For years, I've used reusable fabric bags to do my shopping. (One of my pet peeves is when cashiers automatically put my purchased items in a bag when I only have one or two things instead of asking me first if I need a bag.) Most of the bags I used I received as schwag at conferences I've attended. When reusable shopping bags popped up in mass quantities in every store, it seemed good ... and bad - like an interest in reducing waste prompted an increase in consumerism, and I wondered if it was counterintuitive.
Sometimes I forget to use my bags, or I don't have enough of them. For the most part, we reuse or recycle any plastic bags we bring home. We recycle lots of things, actually, even though our apartment complex has no recycling receptacle. But we could do better.
We take lunches in Tupperware containers - perhaps plastic is not the ideal option, but better than throwing away plastic baggies every day.
I have several travel coffee mugs, which I use when I make coffee at home, but I never think to take them with me to the coffee shop. I always wonder why Starbucks sells its iced drinks in recyclable plastic cups, but offers no separate bins for recyclables. (Also, didn't Starbucks years ago used to serve your drinks and pastry on plates and in ceramic mugs if you weren't taking them to go - or am I thinking of another place?)

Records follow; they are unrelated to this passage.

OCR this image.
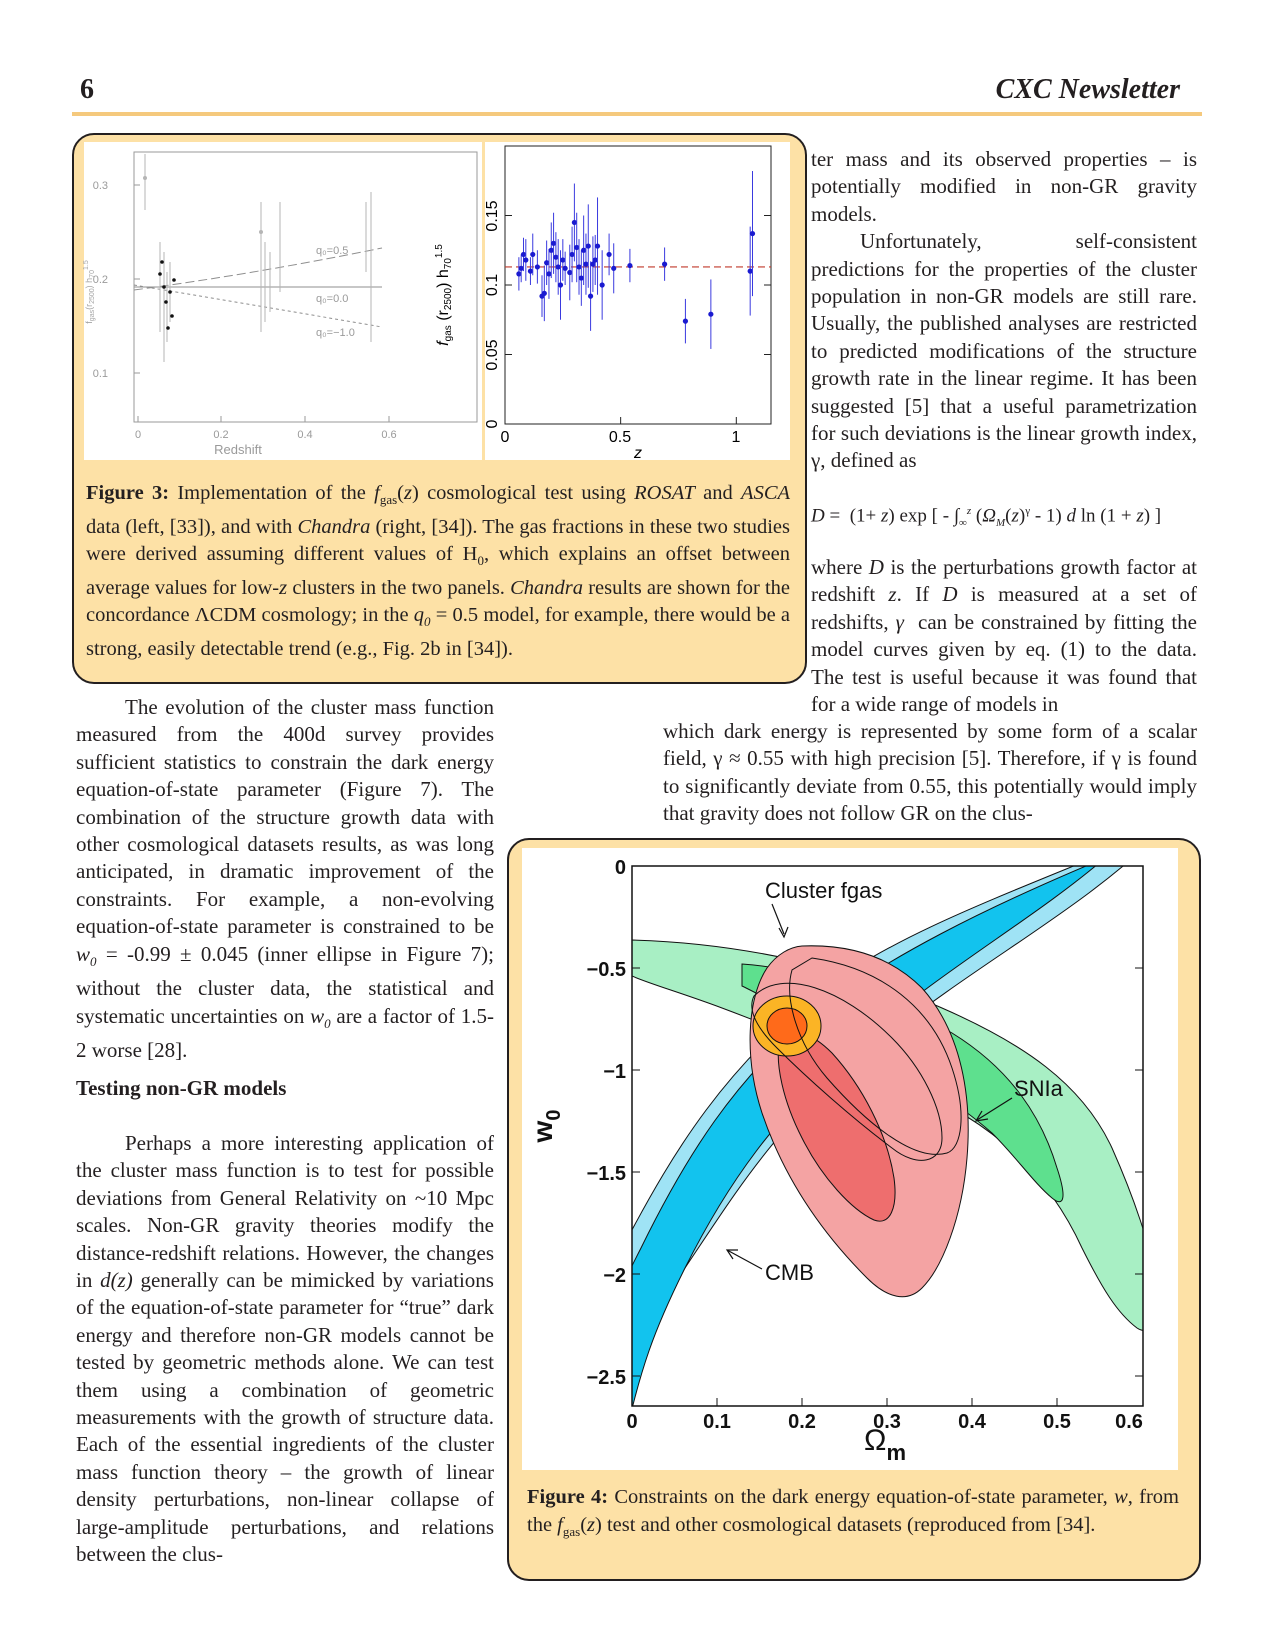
6	CXC Newsletter
0	0.2	0.4	0.6
0.1
0.2
0.3
Redshift
$f_{gas}(r_{2500})$ $h_{70}^{1.5}$
q₀=0.5
q₀=0.0
q₀=−1.0
0	0.5	1
z
0
0.05
0.1
0.15
fgas (r2500) $h70^{1.5}$
Figure 3: Implementation of the $f_{gas}(z)$ cosmological test using ROSAT and ASCA data (left, [33]), and with Chandra (right, [34]). The gas fractions in these two studies were derived assuming different values of $H_0$, which explains an offset between average values for low-z clusters in the two panels. Chandra results are shown for the concordance ΛCDM cosmology; in the $q_0 = 0.5$ model, for example, there would be a strong, easily detectable trend (e.g., Fig. 2b in [34]).

ter mass and its observed properties – is potentially modified in non-GR gravity models.

Unfortunately, self-consistent predictions for the properties of the cluster population in non-GR models are still rare. Usually, the published analyses are restricted to predicted modifications of the structure growth rate in the linear regime. It has been suggested [5] that a useful parametrization for such deviations is the linear growth index, γ, defined as

D =  (1+ z) exp [ - $\int_\infty^z$ $(\Omega_M(z)^\gamma - 1)$ d ln (1 + z) ]

where D is the perturbations growth factor at redshift z. If D is measured at a set of redshifts, γ  can be constrained by fitting the model curves given by eq. (1) to the data. The test is useful because it was found that for a wide range of models in

which dark energy is represented by some form of a scalar field, γ ≈ 0.55 with high precision [5]. Therefore, if γ is found to significantly deviate from 0.55, this potentially would imply that gravity does not follow GR on the clus-

The evolution of the cluster mass function measured from the 400d survey provides sufficient statistics to constrain the dark energy equation-of-state parameter (Figure 7). The combination of the structure growth data with other cosmological datasets results, as was long anticipated, in dramatic improvement of the constraints. For example, a non-evolving equation-of-state parameter is constrained to be $w_0 = -0.99 \pm 0.045$ (inner ellipse in Figure 7); without the cluster data, the statistical and systematic uncertainties on $w_0$ are a factor of 1.5-2 worse [28].

Testing non-GR models

Perhaps a more interesting application of the cluster mass function is to test for possible deviations from General Relativity on ~10 Mpc scales. Non-GR gravity theories modify the distance-redshift relations. However, the changes in d(z) generally can be mimicked by variations of the equation-of-state parameter for “true” dark energy and therefore non-GR models cannot be tested by geometric methods alone. We can test them using a combination of geometric measurements with the growth of structure data. Each of the essential ingredients of the cluster mass function theory – the growth of linear density perturbations, non-linear collapse of large-amplitude perturbations, and relations between the clus-

0
−0.5
−1
−1.5
−2
−2.5
0	0.1	0.2	0.3	0.4	0.5 0.6
$\Omega_m$
$w_0$
Cluster fgas
SNIa
CMB
Figure 4: Constraints on the dark energy equation-of-state parameter, w, from the $f_{gas}(z)$ test and other cosmological datasets (reproduced from [34].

I've cut way back on drinking bottled water. (We use a Brita water filter at home). When I do grab a bottle of water, I usually reuse the bottle a couple times - and then recycle it. But as a whole, Americans use way too much bottled water and I know I contribute to the problem.
The point of all this rambling is, I often think about ways I can do better, but I haven't taken as many steps to accomplish that as I could or should.
I stumbled upon a blog this week where a woman is attempting to go "A Week Without Plastic." It seems extreme - but it's an interesting look at how much plastic we use each day. (Also, love the idea for their "Week Without" series and may copy it one day here.) She's so far written about the first day, and the questions she raises are interesting and hopefully will inspire me to try a little harder. Check out the background here and the day one post here.
Have you made changes to reduce your waste? What are some simple things to cut out or change, and what is just too difficult to change?